Outside of a dog, a book is man's best friend. Inside of a dog it's too dark to read.” —Groucho Marx

Saturday, July 24, 2010

40 years later



Recently I was contacted by a former classmate who is spearheading our 40th Class Reunion. Better her than me. Thank you Renee. I can not imagine the time you have invested in this event. I do appreciate your efforts!
I hated school. Kindergarten for me was an every other day session. On the day I wasn't in school, another kindergarten class entered our classroom, sat in our chairs and shared our teacher Mrs Johnson. It was most unpleasant to meet the girl who also used my desk when we had our Christmas pageant and we both claimed ownership of said desk. Another kindergarten classmate I well remember was Peggy with her long curly perfect blonde hair. She was the prettiest and most proper girl in my class and all the boys loved her. Kindergarten was my first school scar I wore.
We moved to Ackworth half way through kindergarten and I finished kindergarten and half of first grade at the old country school. The building looked like a little white church on a hill. I remember lots of earaches and going home alot and the scar from this school was the school superintendant who visited monthly and carried a wooden paddle with holes in it. I was never
designated as recipient of his wrath, but I feared that man with great intensity. Scar # 2
I finished first grade at Emerson elementary and remember I cried the first day we had to take the bus to school.

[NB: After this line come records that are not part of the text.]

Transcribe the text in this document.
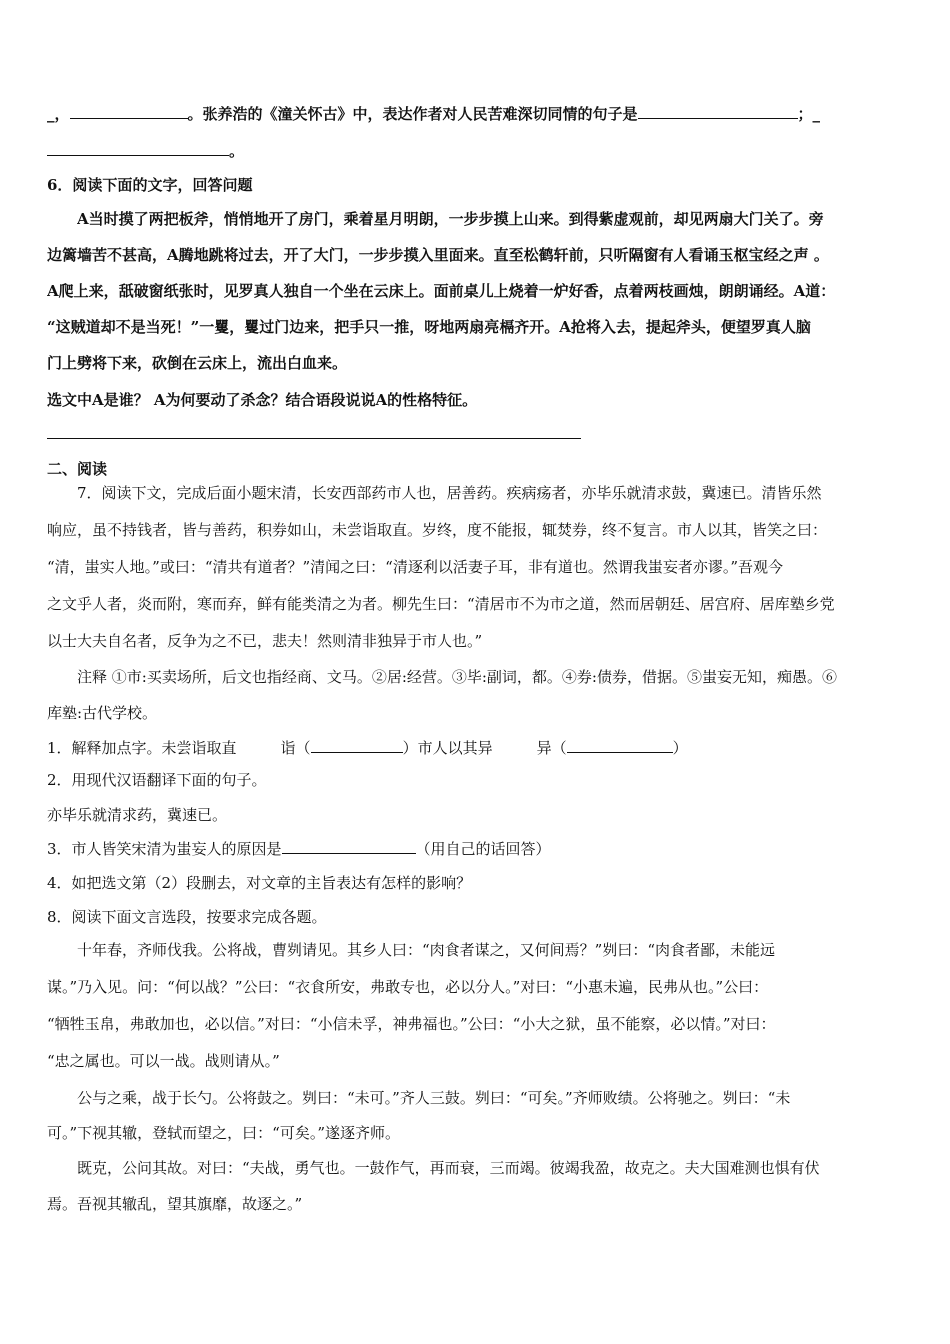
_，	。张养浩的《潼关怀古》中，表达作者对人民苦难深切同情的句子是	；_
。
6．阅读下面的文字，回答问题
A当时摸了两把板斧，悄悄地开了房门，乘着星月明朗，一步步摸上山来。到得紫虚观前，却见两扇大门关了。旁
边篱墙苦不甚高，A腾地跳将过去，开了大门，一步步摸入里面来。直至松鹤轩前，只听隔窗有人看诵玉枢宝经之声 。
A爬上来，舐破窗纸张时，见罗真人独自一个坐在云床上。面前桌儿上烧着一炉好香，点着两枝画烛，朗朗诵经。A道：
“这贼道却不是当死！”一矍，矍过门边来，把手只一推，呀地两扇亮槅齐开。A抢将入去，提起斧头，便望罗真人脑
门上劈将下来，砍倒在云床上，流出白血来。
选文中A是谁？ A为何要动了杀念？结合语段说说A的性格特征。
二、阅读
7．阅读下文，完成后面小题宋清，长安西部药市人也，居善药。疾病疡者，亦毕乐就清求鼓，冀速已。清皆乐然
响应，虽不持钱者，皆与善药，积券如山，未尝诣取直。岁终，度不能报，辄焚券，终不复言。市人以其，皆笑之曰：
“清，蚩实人地。”或曰：“清共有道者？”清闻之曰：“清逐利以活妻子耳，非有道也。然谓我蚩妄者亦谬。”吾观今
之文乎人者，炎而附，寒而弃，鲜有能类清之为者。柳先生曰：“清居市不为市之道，然而居朝廷、居宫府、居库塾乡党
以士大夫自名者，反争为之不已，悲夫！然则清非独异于市人也。”
注释 ①市:买卖场所，后文也指经商、文马。②居:经营。③毕:副词，都。④券:债券，借据。⑤蚩妄无知，痴愚。⑥
库塾:古代学校。
1．解释加点字。未尝诣取直	诣（	）市人以其异	异（	）
2．用现代汉语翻译下面的句子。
亦毕乐就清求药，冀速已。
3．市人皆笑宋清为蚩妄人的原因是	（用自己的话回答）
4．如把选文第（2）段删去，对文章的主旨表达有怎样的影响？
8．阅读下面文言选段，按要求完成各题。
十年春，齐师伐我。公将战，曹刿请见。其乡人曰：“肉食者谋之，又何间焉？”刿曰：“肉食者鄙，未能远
谋。”乃入见。问：“何以战？”公曰：“衣食所安，弗敢专也，必以分人。”对曰：“小惠未遍，民弗从也。”公曰：
“牺牲玉帛，弗敢加也，必以信。”对曰：“小信未孚，神弗福也。”公曰：“小大之狱，虽不能察，必以情。”对曰：
“忠之属也。可以一战。战则请从。”
公与之乘，战于长勺。公将鼓之。刿曰：“未可。”齐人三鼓。刿曰：“可矣。”齐师败绩。公将驰之。刿曰：“未
可。”下视其辙，登轼而望之，曰：“可矣。”遂逐齐师。
既克，公问其故。对曰：“夫战，勇气也。一鼓作气，再而衰，三而竭。彼竭我盈，故克之。夫大国难测也惧有伏
焉。吾视其辙乱，望其旗靡，故逐之。”
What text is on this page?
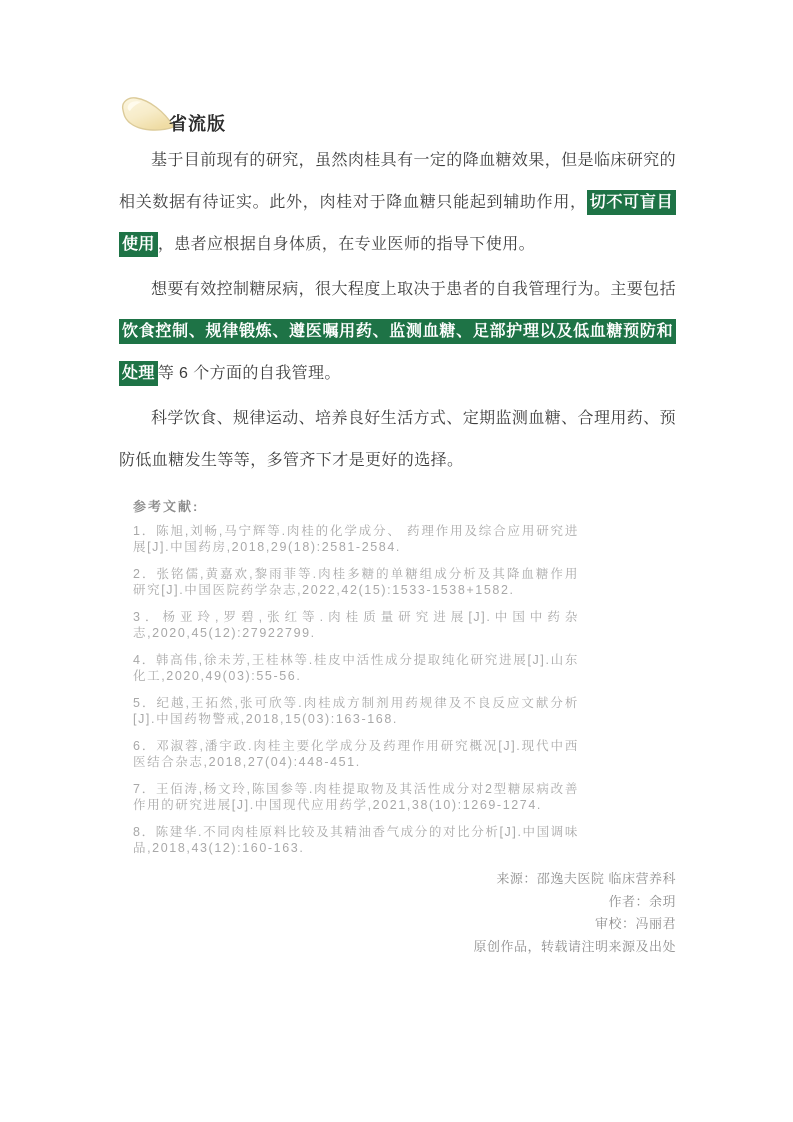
省流版

基于目前现有的研究，虽然肉桂具有一定的降血糖效果，但是临床研究的相关数据有待证实。此外，肉桂对于降血糖只能起到辅助作用， 切不可盲目使用 ，患者应根据自身体质，在专业医师的指导下使用。

想要有效控制糖尿病，很大程度上取决于患者的自我管理行为。主要包括饮食控制、规律锻炼、遵医嘱用药、监测血糖、足部护理以及低血糖预防和处理 等 6 个方面的自我管理。

科学饮食、规律运动、培养良好生活方式、定期监测血糖、合理用药、预防低血糖发生等等，多管齐下才是更好的选择。

参考文献:
1．陈旭,刘畅,马宁辉等.肉桂的化学成分、 药理作用及综合应用研究进展[J].中国药房,2018,29(18):2581-2584.
2．张铭儒,黄嘉欢,黎雨菲等.肉桂多糖的单糖组成分析及其降血糖作用研究[J].中国医院药学杂志,2022,42(15):1533-1538+1582.
3．杨亚玲,罗碧,张红等.肉桂质量研究进展[J].中国中药杂志,2020,45(12):27922799.
4．韩高伟,徐未芳,王桂林等.桂皮中活性成分提取纯化研究进展[J].山东化工,2020,49(03):55-56.
5．纪越,王拓然,张可欣等.肉桂成方制剂用药规律及不良反应文献分析[J].中国药物警戒,2018,15(03):163-168.
6．邓淑蓉,潘宇政.肉桂主要化学成分及药理作用研究概况[J].现代中西医结合杂志,2018,27(04):448-451.
7．王佰涛,杨文玲,陈国参等.肉桂提取物及其活性成分对2型糖尿病改善作用的研究进展[J].中国现代应用药学,2021,38(10):1269-1274.
8．陈建华.不同肉桂原料比较及其精油香气成分的对比分析[J].中国调味品,2018,43(12):160-163.
来源：邵逸夫医院 临床营养科
作者：余玥
审校：冯丽君
原创作品，转载请注明来源及出处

I wanted no part of the education system from that point on......I wanted to stay home where it was safe with my mom......but it was the LAW. You had to go to school and so my journey through the Indianola school system was definitely underway. First Scar there was Sheri K in my second grade class. I got in so much trouble for cheating when it was her that cheated off of me!!! The following summer she died in a tractor accident at a grandparents farm. I was totally devastated to learn children do not live forever. I would've let her cheat forever if she could have only lived. Third grade brought new friends at a new school, but in fourth I was back at Emerson....I was always in trouble for talking.
Junior high brought out the first of the clicks to my knowledge and school definitely took a turn for the worst in my eyes. We were thrown together by circumstance, sports kids found each other, cheerleaders found each other, braniacs drifted together; I considered my set of kids normals; and there were the less fortunate/popular. Territorial bonding= scar #4 and it lasted through high school.
I had friends. Some I was close to, some I dearly loved. I got along ok with the popular kids and I got along with the less poular kids. I didn't feel threatened of either.....mostly I was way in tune with apathy. Graduation day came and my mom said you will cry. I said nope....I'm glad it ended.
And college wasn't any better. I didn't know what I wanted to do. I couldn't quite find where I wanted to be or what I wanted to do, so after 2 and a half years of college, I decided to go to work. I liked working and You earned money for it.
But to think that forty years have passed? How did that happen? When did it happen and why was I so unaware of it? You know I like to think that my horizons have broadened, my thinking is a little more liberated, I'm more understanding and accepting of the world around me, but am I still in that "world where life is my own little world and it circles around me?"
When Renee first contacted me, I was bound and determined I would not attend the fortieth reunion. I had attended the fifth anniversary out at Gary's farm and a classmate asked who that large woman over there was. They were drinking and I did arrive plenty early. As far as I knew no one I knew would be there, so the comment from a mean spirited young man was enough to send me packing for home. Good riddance and I never looked back. That is until Renee set up our class website and I looked at the listing of classmates and saw that 15 or so of our classmates have passed away. I think we were 200 or 221 that graduated. Fifteen who have passed, seems inordinately high to me!
Time is so precious. If the time to reconnect was ever to be, the time seemed like now. I have emailed several of my classmates from the website and several responded. Some have not. That's ok. I still cloak myself with protective apathy, but I am going to attend.
To my delight, I had lunch yesterday with Louise M, Paula G, and Kathy M at Crouse's Cafe' in Indianola. For me, that was a giant step forward! And we had a wonderful time sharing memories and reconnecting. I wasn't the only one with fears and trepidation of our school days and upcoming reunion! Kathy won't be able to stay in town for the reunion although we tried our darnedest to twist her arm and make her stay! Paula and Louise and I will be there though and that should in and of itself make it a do-able and fun event! Many many good memories!
One thing that struck me was how we were so young together and ornery and now we are middle aged women with mostly grown kids, empty nester's and ready to reconnect. Interesting.